Era 2011 quando o grupo CAOA começou a importar o Hyundai Elantra para o Brasil, com o objetivo rivalizar a disputa no segmento de sedans médios. De lá para cá, o Honda Civic passou a ser vendido em nova geração, enquanto o Corolla ganhou detalhes estéticos e está prestes a chegar renovado ao mercado. Se antes o coreano chamava atenção nas ruas brasileiras por ser um novato, agora sua aparência não é mais novidade. Além disso, seus principais concorrentes podem ser comprados em configurações bem mais acessíveis (e menos completas, é verdade) do que a básica do Elantra, que agora parte de R$ 83.400.

Com o aumento do preço, veio uma renovação visual, com mudanças extremamente sutis. As principais estão concentradas na parte externa da carroceria, onde a dianteira ganhou novo para-choque e grade, além de uma atualização nas linhas dos faróis e no contorno das luzes de neblina. Na traseira, destacam-se o novo difusor traseiro preto e as máscaras escurecidas nas luzes de freio.

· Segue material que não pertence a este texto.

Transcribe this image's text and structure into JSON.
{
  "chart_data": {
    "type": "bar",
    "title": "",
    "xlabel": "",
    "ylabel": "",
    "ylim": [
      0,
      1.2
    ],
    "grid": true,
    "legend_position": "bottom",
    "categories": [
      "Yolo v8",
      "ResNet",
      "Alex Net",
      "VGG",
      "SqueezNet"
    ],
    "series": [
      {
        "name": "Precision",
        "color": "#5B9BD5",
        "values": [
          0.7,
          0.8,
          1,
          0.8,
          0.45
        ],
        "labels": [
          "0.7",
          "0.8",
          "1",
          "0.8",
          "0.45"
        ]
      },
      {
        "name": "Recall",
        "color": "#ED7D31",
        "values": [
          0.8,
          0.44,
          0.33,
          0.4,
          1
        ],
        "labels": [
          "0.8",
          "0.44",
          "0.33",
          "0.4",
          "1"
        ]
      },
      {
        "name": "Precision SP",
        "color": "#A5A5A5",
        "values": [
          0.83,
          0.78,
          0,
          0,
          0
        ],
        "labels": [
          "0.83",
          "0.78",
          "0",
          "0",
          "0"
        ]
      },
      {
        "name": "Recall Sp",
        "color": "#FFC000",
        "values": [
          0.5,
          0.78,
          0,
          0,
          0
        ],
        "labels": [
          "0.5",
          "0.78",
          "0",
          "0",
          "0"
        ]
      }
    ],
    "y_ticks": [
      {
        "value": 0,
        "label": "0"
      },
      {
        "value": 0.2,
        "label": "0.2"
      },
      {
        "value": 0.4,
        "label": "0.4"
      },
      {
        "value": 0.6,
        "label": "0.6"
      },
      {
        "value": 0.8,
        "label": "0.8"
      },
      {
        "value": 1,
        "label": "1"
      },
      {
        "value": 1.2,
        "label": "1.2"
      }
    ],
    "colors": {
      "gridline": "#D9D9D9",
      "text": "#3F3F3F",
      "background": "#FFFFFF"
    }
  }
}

Quem já esteve a bordo de um Elantra de anos anteriores não notará grandes mudanças na cabine. O posicionamento das saídas de ar foi levemente mudado, além da altura do apoio de braços dianteiro. Ou seja, nenhuma grande novidade. O espaço interno agrada, mas não privilegia passageiros mais altos no banco traseiro, por conta do caimento do teto. Ainda falando em altura, esse tipo de ajuste passou longe do banco do passageiro e faz falta.

Na pista
Debaixo do capô, o sedã agora leva o motor NU 2.0 flex de 178 cv de potência e 21,5 kgfm de torque, quando abastecido com etanol. Apesar de a potência máxima do sedã ser entregue às rodas dianteira aos 6.200 rpm e de o torque empurrar os 1.194 kg do Elantra desde os 4.700 rpm, o coreano responde bem ao pedal do acelerador. Acoplado ao câmbio automático de seis velocidades, o conjunto é capaz de oferecer uma condução agradável em trechos suaves, com trocas de marchas discretas, mas ágeis. O sedã responde com força quando o pedal do acelerador é acionado até o final.

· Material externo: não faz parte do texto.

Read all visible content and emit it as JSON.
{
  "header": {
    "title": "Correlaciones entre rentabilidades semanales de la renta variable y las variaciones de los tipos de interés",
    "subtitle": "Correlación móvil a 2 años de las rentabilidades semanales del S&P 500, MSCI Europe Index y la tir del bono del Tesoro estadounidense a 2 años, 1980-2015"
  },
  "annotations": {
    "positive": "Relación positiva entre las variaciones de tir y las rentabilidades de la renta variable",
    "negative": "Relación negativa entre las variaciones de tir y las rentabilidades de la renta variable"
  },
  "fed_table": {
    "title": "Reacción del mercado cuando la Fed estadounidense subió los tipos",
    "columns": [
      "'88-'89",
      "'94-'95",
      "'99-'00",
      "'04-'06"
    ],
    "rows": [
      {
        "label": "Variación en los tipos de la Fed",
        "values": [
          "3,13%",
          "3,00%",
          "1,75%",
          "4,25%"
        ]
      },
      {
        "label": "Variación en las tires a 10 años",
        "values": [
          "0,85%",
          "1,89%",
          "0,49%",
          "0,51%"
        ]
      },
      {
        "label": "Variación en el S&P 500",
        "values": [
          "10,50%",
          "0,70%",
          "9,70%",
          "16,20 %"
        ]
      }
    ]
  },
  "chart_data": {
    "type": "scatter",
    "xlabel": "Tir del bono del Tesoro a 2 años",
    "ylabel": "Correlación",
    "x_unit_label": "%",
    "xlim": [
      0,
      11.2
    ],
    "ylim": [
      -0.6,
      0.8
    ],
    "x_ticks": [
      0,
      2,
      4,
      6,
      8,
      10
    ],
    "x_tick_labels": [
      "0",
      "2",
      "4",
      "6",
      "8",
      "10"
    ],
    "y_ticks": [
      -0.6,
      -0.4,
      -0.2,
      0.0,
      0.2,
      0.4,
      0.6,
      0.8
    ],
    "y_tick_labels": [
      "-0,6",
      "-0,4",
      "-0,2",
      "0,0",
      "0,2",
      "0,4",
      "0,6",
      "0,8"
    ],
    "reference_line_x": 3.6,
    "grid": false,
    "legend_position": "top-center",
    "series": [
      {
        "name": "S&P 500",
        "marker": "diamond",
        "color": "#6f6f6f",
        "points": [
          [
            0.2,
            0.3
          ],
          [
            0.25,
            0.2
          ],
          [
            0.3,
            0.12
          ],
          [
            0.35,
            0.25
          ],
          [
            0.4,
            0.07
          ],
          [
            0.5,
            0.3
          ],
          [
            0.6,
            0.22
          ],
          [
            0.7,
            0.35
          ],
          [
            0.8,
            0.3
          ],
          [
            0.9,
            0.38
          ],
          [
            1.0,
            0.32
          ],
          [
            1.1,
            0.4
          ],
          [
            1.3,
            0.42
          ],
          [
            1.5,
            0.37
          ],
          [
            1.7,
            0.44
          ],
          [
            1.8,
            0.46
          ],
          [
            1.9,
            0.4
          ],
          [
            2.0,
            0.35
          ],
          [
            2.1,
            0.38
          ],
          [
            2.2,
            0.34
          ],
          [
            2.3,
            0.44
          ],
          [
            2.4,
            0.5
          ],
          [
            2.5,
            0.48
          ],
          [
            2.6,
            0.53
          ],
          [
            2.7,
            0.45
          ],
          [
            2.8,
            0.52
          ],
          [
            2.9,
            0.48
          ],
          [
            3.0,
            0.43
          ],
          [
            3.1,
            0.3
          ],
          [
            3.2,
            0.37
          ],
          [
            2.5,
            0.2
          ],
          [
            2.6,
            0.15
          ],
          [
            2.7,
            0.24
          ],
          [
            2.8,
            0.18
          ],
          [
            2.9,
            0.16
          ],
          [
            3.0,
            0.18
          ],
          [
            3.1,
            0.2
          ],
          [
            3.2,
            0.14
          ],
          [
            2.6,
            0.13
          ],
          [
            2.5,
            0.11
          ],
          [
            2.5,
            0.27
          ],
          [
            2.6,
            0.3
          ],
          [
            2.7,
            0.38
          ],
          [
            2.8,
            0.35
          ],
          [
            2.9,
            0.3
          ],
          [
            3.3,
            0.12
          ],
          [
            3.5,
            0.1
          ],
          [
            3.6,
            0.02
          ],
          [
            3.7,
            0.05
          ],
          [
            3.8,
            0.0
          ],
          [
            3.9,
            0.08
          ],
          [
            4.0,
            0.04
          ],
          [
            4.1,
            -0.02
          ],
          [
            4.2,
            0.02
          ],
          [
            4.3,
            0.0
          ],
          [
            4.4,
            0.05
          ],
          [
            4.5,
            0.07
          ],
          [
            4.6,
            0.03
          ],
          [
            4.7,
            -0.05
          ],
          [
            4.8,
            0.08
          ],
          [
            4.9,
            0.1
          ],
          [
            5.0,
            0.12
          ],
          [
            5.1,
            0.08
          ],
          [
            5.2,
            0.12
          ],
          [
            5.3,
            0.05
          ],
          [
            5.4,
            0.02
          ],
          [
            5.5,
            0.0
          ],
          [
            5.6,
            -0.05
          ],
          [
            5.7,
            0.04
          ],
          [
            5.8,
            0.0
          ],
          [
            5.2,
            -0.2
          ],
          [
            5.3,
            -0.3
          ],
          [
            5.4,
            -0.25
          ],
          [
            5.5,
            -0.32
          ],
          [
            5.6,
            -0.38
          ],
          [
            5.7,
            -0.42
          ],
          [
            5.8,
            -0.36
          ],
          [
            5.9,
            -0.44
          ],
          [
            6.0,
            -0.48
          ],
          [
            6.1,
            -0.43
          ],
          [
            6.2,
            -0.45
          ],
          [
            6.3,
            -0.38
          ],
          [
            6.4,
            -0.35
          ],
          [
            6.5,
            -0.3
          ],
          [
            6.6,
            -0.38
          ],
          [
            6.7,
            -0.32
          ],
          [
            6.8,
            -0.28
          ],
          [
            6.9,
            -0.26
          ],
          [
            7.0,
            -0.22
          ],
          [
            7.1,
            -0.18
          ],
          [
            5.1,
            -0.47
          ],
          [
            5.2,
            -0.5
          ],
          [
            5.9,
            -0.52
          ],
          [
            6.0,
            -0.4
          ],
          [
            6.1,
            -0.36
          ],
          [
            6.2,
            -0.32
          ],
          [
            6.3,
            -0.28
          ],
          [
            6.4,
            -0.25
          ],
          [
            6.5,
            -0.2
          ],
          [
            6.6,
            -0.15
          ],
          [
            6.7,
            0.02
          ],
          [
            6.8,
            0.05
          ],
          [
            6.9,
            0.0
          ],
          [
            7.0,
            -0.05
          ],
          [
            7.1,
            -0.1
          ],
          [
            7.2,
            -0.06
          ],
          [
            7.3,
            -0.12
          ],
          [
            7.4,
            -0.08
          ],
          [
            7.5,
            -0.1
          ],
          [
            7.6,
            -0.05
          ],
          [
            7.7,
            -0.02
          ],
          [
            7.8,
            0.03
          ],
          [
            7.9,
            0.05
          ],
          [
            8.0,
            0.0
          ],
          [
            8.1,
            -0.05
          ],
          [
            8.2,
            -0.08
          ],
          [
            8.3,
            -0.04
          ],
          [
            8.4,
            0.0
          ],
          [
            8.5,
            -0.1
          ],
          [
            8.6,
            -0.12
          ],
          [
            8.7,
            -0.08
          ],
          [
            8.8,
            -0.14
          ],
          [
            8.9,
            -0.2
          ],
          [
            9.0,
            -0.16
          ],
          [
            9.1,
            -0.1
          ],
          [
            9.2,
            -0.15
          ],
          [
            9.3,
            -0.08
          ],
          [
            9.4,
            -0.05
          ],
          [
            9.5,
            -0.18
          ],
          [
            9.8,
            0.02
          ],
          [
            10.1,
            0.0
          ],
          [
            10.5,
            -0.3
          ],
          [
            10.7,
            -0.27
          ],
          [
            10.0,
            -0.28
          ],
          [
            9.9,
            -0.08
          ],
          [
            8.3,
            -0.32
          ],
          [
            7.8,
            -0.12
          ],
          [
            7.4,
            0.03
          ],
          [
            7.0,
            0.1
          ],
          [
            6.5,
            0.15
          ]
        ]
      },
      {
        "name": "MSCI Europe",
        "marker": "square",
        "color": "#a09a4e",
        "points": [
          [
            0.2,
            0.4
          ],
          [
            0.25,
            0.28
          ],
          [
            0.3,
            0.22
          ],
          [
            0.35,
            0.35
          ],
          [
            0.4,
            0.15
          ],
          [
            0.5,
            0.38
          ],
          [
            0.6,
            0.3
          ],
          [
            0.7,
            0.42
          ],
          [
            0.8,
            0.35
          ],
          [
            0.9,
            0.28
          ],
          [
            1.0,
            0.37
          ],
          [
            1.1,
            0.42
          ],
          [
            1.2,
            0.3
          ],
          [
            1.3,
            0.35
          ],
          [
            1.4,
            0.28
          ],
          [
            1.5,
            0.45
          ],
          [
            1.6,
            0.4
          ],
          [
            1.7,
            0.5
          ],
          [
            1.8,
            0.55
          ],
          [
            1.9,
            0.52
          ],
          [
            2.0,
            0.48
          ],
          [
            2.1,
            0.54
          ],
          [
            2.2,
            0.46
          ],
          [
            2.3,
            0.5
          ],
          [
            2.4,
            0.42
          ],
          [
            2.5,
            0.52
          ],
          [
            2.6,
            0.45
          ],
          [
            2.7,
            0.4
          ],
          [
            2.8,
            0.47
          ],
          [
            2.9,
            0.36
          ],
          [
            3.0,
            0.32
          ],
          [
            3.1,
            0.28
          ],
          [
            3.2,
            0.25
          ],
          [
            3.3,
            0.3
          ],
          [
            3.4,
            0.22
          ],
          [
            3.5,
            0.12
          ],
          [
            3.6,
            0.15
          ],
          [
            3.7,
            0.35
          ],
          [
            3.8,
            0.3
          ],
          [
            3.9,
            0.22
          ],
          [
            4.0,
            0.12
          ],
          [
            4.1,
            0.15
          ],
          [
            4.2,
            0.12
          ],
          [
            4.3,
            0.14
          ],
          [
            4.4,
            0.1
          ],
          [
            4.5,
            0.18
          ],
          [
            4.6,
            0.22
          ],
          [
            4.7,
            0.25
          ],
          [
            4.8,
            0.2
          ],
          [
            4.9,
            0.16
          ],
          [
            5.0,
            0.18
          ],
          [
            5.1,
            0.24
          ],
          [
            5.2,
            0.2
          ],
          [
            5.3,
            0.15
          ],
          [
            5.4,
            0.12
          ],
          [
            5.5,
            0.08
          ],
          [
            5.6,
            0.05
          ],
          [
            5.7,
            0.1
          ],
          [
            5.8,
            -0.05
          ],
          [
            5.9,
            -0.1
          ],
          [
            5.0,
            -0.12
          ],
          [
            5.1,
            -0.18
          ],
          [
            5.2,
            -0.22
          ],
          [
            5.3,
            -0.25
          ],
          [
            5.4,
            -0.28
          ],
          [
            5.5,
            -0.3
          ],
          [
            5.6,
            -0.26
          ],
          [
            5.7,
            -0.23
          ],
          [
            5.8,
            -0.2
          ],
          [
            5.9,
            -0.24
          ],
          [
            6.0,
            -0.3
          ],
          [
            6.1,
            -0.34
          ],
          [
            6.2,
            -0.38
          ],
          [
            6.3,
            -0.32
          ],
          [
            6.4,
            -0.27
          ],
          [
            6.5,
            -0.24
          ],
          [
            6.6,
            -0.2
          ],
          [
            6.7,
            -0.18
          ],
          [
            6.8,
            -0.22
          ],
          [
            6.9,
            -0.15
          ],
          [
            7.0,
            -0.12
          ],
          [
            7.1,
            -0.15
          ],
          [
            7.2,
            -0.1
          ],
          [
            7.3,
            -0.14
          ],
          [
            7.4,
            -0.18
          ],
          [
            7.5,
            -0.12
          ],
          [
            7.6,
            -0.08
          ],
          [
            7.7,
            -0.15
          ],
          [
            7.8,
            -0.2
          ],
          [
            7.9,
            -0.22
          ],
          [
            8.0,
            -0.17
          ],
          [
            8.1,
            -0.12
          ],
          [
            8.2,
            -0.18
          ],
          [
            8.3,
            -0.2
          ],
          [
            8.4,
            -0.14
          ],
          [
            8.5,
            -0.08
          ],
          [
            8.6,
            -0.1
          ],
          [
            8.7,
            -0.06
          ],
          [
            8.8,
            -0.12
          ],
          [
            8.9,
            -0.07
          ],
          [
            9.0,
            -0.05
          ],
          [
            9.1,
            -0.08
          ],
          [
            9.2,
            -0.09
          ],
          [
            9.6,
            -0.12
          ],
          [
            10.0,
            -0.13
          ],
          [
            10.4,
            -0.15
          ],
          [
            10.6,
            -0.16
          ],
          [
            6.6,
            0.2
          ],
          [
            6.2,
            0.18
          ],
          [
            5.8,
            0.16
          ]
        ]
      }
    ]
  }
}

Em curvas mais acentuadas, o Elantra mostra boa estabilidade, administrada pelos sistemas de gerenciamento e controle eletrônico. A segurança fica por conta das seis bolsas de airbag, do controle de tração e dos freios com sistemas ABS, EBD e brake assist. Quando o assunto é conforto, o trabalho dos engenheiros para aumentar o isolamento acústico rendeu bons frutos, já que os passageiros viajam sem ouvir ruídos mesmo quando se exige mais do motor.

O volante é revestido em couro macio e conta com ajustes de altura e profundidade. Apesar de equipado com freios a disco nas quatro rodas – que respondem satisfatoriamente - fica faltando o freio de mão com acionamento elétrico, que já está disponível em outros modelos da marca, como o i30 na versão mais equipada.

Nas lojas
É verdade que a sensação de estar no comando de um carro bem ajustado e com boas respostas foi aprimorada com as modificações promovidas pela montadora ao longo dos últimos anos. E seu visual continuar moderno. Mas não podemos dizer que o Elantra 2014 será uma grande novidade nas ruas e nas lojas.

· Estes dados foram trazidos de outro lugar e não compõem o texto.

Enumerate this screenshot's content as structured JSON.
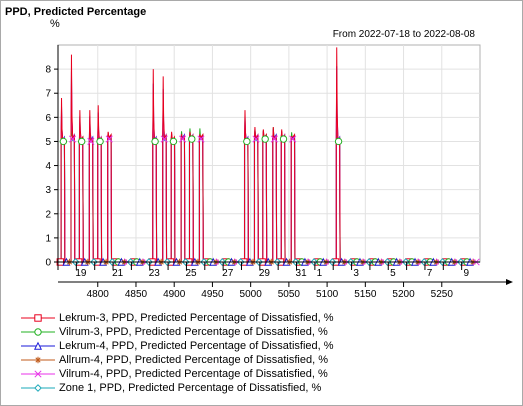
{
  "chart_data": {
    "type": "line",
    "title": "PPD, Predicted Percentage",
    "ylabel": "%",
    "date_range_label": "From 2022-07-18 to 2022-08-08",
    "xlim": [
      4748,
      5300
    ],
    "ylim": [
      0,
      9
    ],
    "yticks": [
      0,
      1,
      2,
      3,
      4,
      5,
      6,
      7,
      8
    ],
    "xticks": [
      4800,
      4850,
      4900,
      4950,
      5000,
      5050,
      5100,
      5150,
      5200,
      5250
    ],
    "day_labels": [
      {
        "day": "19",
        "hour": 4772
      },
      {
        "day": "21",
        "hour": 4820
      },
      {
        "day": "23",
        "hour": 4868
      },
      {
        "day": "25",
        "hour": 4916
      },
      {
        "day": "27",
        "hour": 4964
      },
      {
        "day": "29",
        "hour": 5012
      },
      {
        "day": "31",
        "hour": 5060
      },
      {
        "day": "1",
        "hour": 5084
      },
      {
        "day": "3",
        "hour": 5132
      },
      {
        "day": "5",
        "hour": 5180
      },
      {
        "day": "7",
        "hour": 5228
      },
      {
        "day": "9",
        "hour": 5276
      }
    ],
    "day_boundaries": [
      4748,
      4772,
      4796,
      4820,
      4844,
      4868,
      4892,
      4916,
      4940,
      4964,
      4988,
      5012,
      5036,
      5060,
      5084,
      5108,
      5132,
      5156,
      5180,
      5204,
      5228,
      5252,
      5276
    ],
    "grid": true,
    "occupied_periods": [
      {
        "start": 4752,
        "end": 4757,
        "base": 5.0,
        "peak": 6.8
      },
      {
        "start": 4765,
        "end": 4770,
        "base": 5.1,
        "peak": 8.6
      },
      {
        "start": 4776,
        "end": 4781,
        "base": 5.0,
        "peak": 6.3
      },
      {
        "start": 4789,
        "end": 4794,
        "base": 5.0,
        "peak": 6.3
      },
      {
        "start": 4800,
        "end": 4805,
        "base": 5.0,
        "peak": 6.5
      },
      {
        "start": 4813,
        "end": 4818,
        "base": 5.1,
        "peak": 5.4
      },
      {
        "start": 4872,
        "end": 4877,
        "base": 5.0,
        "peak": 8.0
      },
      {
        "start": 4885,
        "end": 4890,
        "base": 5.1,
        "peak": 7.7
      },
      {
        "start": 4896,
        "end": 4901,
        "base": 5.0,
        "peak": 5.4
      },
      {
        "start": 4909,
        "end": 4914,
        "base": 5.1,
        "peak": 5.3
      },
      {
        "start": 4920,
        "end": 4925,
        "base": 5.1,
        "peak": 5.4
      },
      {
        "start": 4933,
        "end": 4938,
        "base": 5.1,
        "peak": 5.3
      },
      {
        "start": 4992,
        "end": 4997,
        "base": 5.0,
        "peak": 6.3
      },
      {
        "start": 5005,
        "end": 5010,
        "base": 5.1,
        "peak": 5.6
      },
      {
        "start": 5016,
        "end": 5021,
        "base": 5.1,
        "peak": 5.5
      },
      {
        "start": 5029,
        "end": 5034,
        "base": 5.1,
        "peak": 5.6
      },
      {
        "start": 5040,
        "end": 5045,
        "base": 5.1,
        "peak": 5.5
      },
      {
        "start": 5053,
        "end": 5058,
        "base": 5.1,
        "peak": 5.2
      },
      {
        "start": 5112,
        "end": 5117,
        "base": 5.0,
        "peak": 8.9
      }
    ],
    "series": [
      {
        "name": "Lekrum-3, PPD, Predicted Percentage of Dissatisfied, %",
        "color": "#e8001e",
        "marker": "square"
      },
      {
        "name": "Vilrum-3, PPD, Predicted Percentage of Dissatisfied, %",
        "color": "#22b022",
        "marker": "circle"
      },
      {
        "name": "Lekrum-4, PPD, Predicted Percentage of Dissatisfied, %",
        "color": "#1a1ad8",
        "marker": "triangle"
      },
      {
        "name": "Allrum-4, PPD, Predicted Percentage of Dissatisfied, %",
        "color": "#c05a1a",
        "marker": "star"
      },
      {
        "name": "Vilrum-4, PPD, Predicted Percentage of Dissatisfied, %",
        "color": "#e832e8",
        "marker": "cross"
      },
      {
        "name": "Zone 1, PPD, Predicted Percentage of Dissatisfied, %",
        "color": "#1aa8b8",
        "marker": "diamond"
      }
    ]
  }
}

Além disso, para levar o sedã médio da Hyundai para casa é preciso desembolsar pelo menos os R$ 83.400 cobrados pela versão sem teto solar. Apesar de ser um bom carro, o preço inicial pesa no bolso, especialmente considerando que seus principais rivais têm preços a partir de R$ 62.100, como é o caso do Corolla, e R$ 65.890, cobrados pelo Honda Civic básico.